Tether’s Possible Paths Forward
“I wouldn’t expect Tether to rush into U.S. compliance until the final regulatory framework is clear,” said Steve Gannon, a partner at Davis Wright Tremaine. “Complying would require a significant investment in legal, operational, and technological infrastructure.”
Tether has recently moved its headquarters to El Salvador, a country with a favorable stance toward crypto but minimal regulatory infrastructure. Experts believe the GENIUS Act’s flexibility could allow for bilateral agreements—like one between the U.S. Treasury and El Salvador’s government—potentially granting Tether access through a regulatory workaround.
That scenario has drawn criticism from legislators like Sen. Elizabeth Warren (D-MA), who argues such deals would undermine the bill’s intent.
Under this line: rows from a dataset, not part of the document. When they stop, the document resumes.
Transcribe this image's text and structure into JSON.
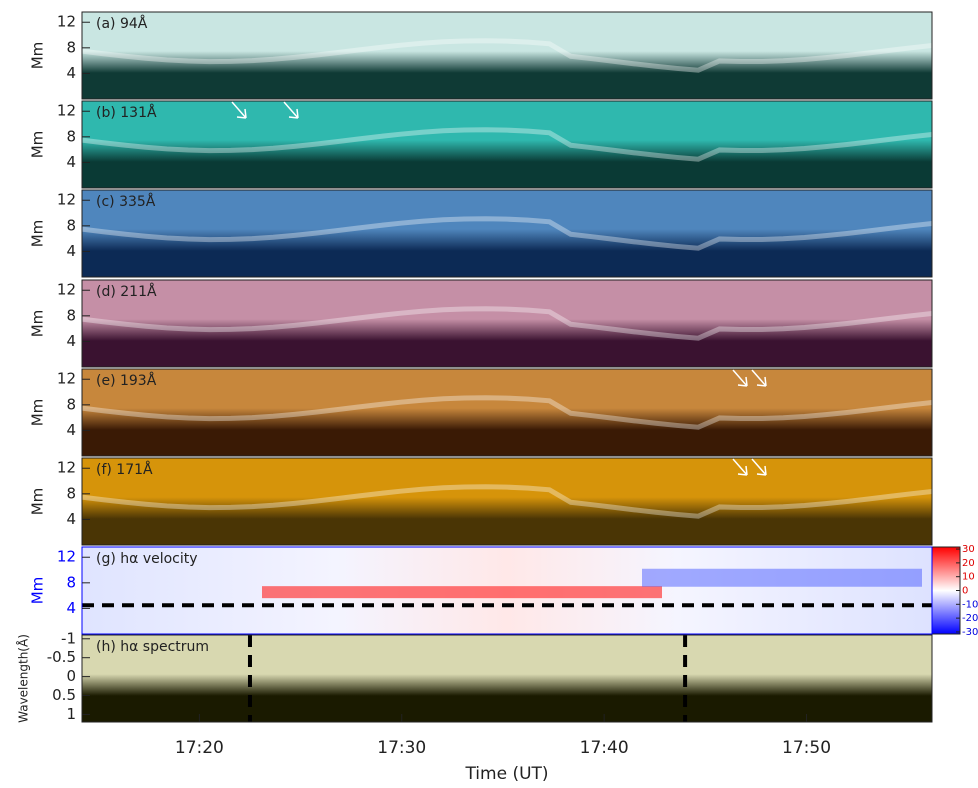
{
  "chart_data": [
    {
      "type": "heatmap",
      "label": "(a) 94Å",
      "ylabel": "Mm",
      "ylim": [
        0,
        13.6
      ],
      "yticks": [
        4,
        8,
        12
      ],
      "colors": [
        "#0f3a35",
        "#c9e6e2"
      ]
    },
    {
      "type": "heatmap",
      "label": "(b) 131Å",
      "ylabel": "Mm",
      "ylim": [
        0,
        13.6
      ],
      "yticks": [
        4,
        8,
        12
      ],
      "colors": [
        "#0a3a35",
        "#2fb8ae"
      ]
    },
    {
      "type": "heatmap",
      "label": "(c) 335Å",
      "ylabel": "Mm",
      "ylim": [
        0,
        13.6
      ],
      "yticks": [
        4,
        8,
        12
      ],
      "colors": [
        "#0c2a55",
        "#4f86bd"
      ]
    },
    {
      "type": "heatmap",
      "label": "(d) 211Å",
      "ylabel": "Mm",
      "ylim": [
        0,
        13.6
      ],
      "yticks": [
        4,
        8,
        12
      ],
      "colors": [
        "#3a1230",
        "#c58fa6"
      ]
    },
    {
      "type": "heatmap",
      "label": "(e) 193Å",
      "ylabel": "Mm",
      "ylim": [
        0,
        13.6
      ],
      "yticks": [
        4,
        8,
        12
      ],
      "colors": [
        "#3a1a05",
        "#c7873c"
      ]
    },
    {
      "type": "heatmap",
      "label": "(f) 171Å",
      "ylabel": "Mm",
      "ylim": [
        0,
        13.6
      ],
      "yticks": [
        4,
        8,
        12
      ],
      "colors": [
        "#4a3505",
        "#d6940a"
      ]
    },
    {
      "type": "heatmap",
      "label": "(g) hα velocity",
      "ylabel": "Mm",
      "ylim": [
        0,
        13.6
      ],
      "yticks": [
        4,
        8,
        12
      ],
      "colors": [
        "#3040ff",
        "#ff3030"
      ],
      "hline": 4.5,
      "clim": [
        -31.5,
        31.5
      ],
      "cticks": [
        30,
        20,
        10,
        0,
        -10,
        -20,
        -30
      ]
    },
    {
      "type": "heatmap",
      "label": "(h) hα spectrum",
      "ylabel": "Wavelength(Å)",
      "ylim": [
        1.2,
        -1.1
      ],
      "yticks": [
        -1,
        -0.5,
        0,
        0.5,
        1
      ],
      "colors": [
        "#1a1a00",
        "#d8d8b0"
      ],
      "vlines": [
        22.5,
        44
      ],
      "xlim": [
        14.2,
        56.2
      ],
      "xticks": [
        {
          "value": 20,
          "label": "17:20"
        },
        {
          "value": 30,
          "label": "17:30"
        },
        {
          "value": 40,
          "label": "17:40"
        },
        {
          "value": 50,
          "label": "17:50"
        }
      ],
      "xlabel": "Time (UT)"
    }
  ]
}
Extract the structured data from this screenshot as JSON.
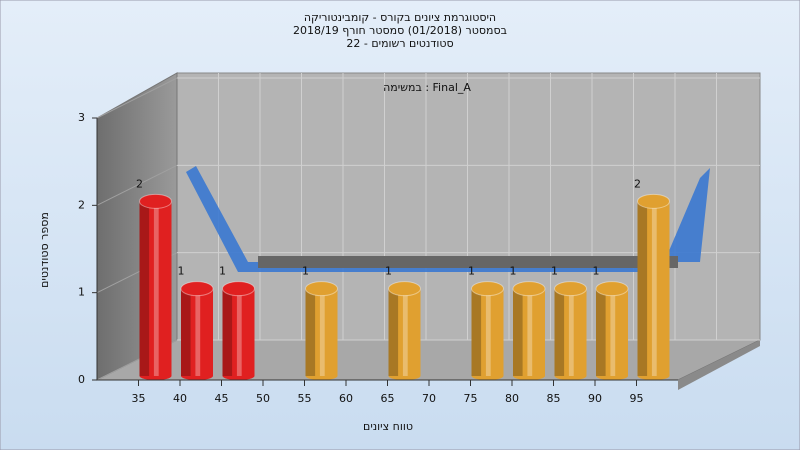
{
  "chart_data": {
    "type": "bar",
    "title": [
      "היסטוגרמת ציונים בקורס - קומבינטוריקה",
      "בסמסטר  (01/2018)  סמסטר חורף 2018/19",
      "סטודנטים רשומים - 22"
    ],
    "annotation": "במשימה : Final_A",
    "x_label": "טווח ציונים",
    "y_label": "מספר סטודנטים",
    "x": [
      35,
      40,
      45,
      55,
      65,
      75,
      80,
      85,
      90,
      95
    ],
    "values": [
      2,
      1,
      1,
      1,
      1,
      1,
      1,
      1,
      1,
      2
    ],
    "colors": [
      "#e02020",
      "#e02020",
      "#e02020",
      "#e0a030",
      "#e0a030",
      "#e0a030",
      "#e0a030",
      "#e0a030",
      "#e0a030",
      "#e0a030"
    ],
    "xlim": [
      30,
      100
    ],
    "xticks": [
      35,
      40,
      45,
      50,
      55,
      60,
      65,
      70,
      75,
      80,
      85,
      90,
      95
    ],
    "ylim": [
      0,
      3
    ],
    "yticks": [
      0,
      1,
      2,
      3
    ],
    "grid": true
  }
}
“It’s hard to imagine El Salvador developing a regulatory regime equivalent to the U.S., yet they could be granted access under the current bill,” said Corey Frayer, director of investor protection at the Consumer Federation of America and former SEC crypto policy adviser.
Despite vocal opposition, many Senate Democrats have aligned with Republicans in support of the bill, citing the urgent need for oversight of the stablecoin sector.
Loopholes and Limitations
While the GENIUS Act is seen as a landmark step toward regulating stablecoins, critics argue it still leaves openings for foreign issuers to operate in the U.S. through decentralized platforms.
Sen. Warren has warned that “the bill massively expands the stablecoin market without addressing fundamental national security risks,” and allows “notorious foreign issuers like Tether” to maintain access to U.S. users.
Tether’s U.S. Strategy and New Stablecoin Plans
In response to the growing regulatory pressure, Tether CEO Paolo Ardoino has hinted the company may not try to push USDT into the U.S. market directly. Instead, it is considering launching a U.S.-based, fully regulated settlement stablecoin—potentially offering compliance while shielding the original USDT from domestic scrutiny.
Tether has already warned users that non-compliance with changing laws could trigger regulatory action that would “adversely affect Tether and its ability to operate.”
Still a Long Road Ahead
While the Senate’s momentum is notable, the bill must still pass through the House, where changes could occur. Regulatory clarity won’t come until the final law is enacted and federal agencies issue detailed rulemaking.
“The future for foreign stablecoin issuers like Tether will depend on two unknowns,” said Richard Rosenthal, a digital assets regulatory principal at Deloitte. “First, the law’s final provisions regarding foreign access, and second, how regulators exercise their discretion.”
Frayer noted it’s unlikely the House will impose additional restrictions on Tether, especially given its ally in the Trump administration, Commerce Secretary Howard Lutnick, who previously oversaw Tether’s U.S. reserves at Cantor Fitzgerald.
Still, the entry of corporate giants like Amazon or Google into the stablecoin space could prompt lawmakers to revisit regulatory priorities.
Circle and USDC Eye Opportunity
Tether’s closest competitor, U.S.-based Circle, is well-positioned to benefit from the GENIUS Act’s framework. With plans to operate fully within the regulated U.S. environment, Circle hopes to capture market share if institutions begin allocating to stablecoins under the new rules.
Earlier this year, the SEC appeared to soften its stance on stablecoins but hinted that reserves composed of metals or crypto assets—both used by Tether—may raise concerns. While the GENIUS Act clarifies that stablecoins are neither securities nor commodities, that provision won’t be binding until it becomes law.
For now, Tether continues to avoid direct U.S. exposure. But as regulation tightens and competitors gear up for a compliance-driven surge, the world’s largest stablecoin may soon have to make a pivotal decision: adapt or stand aside.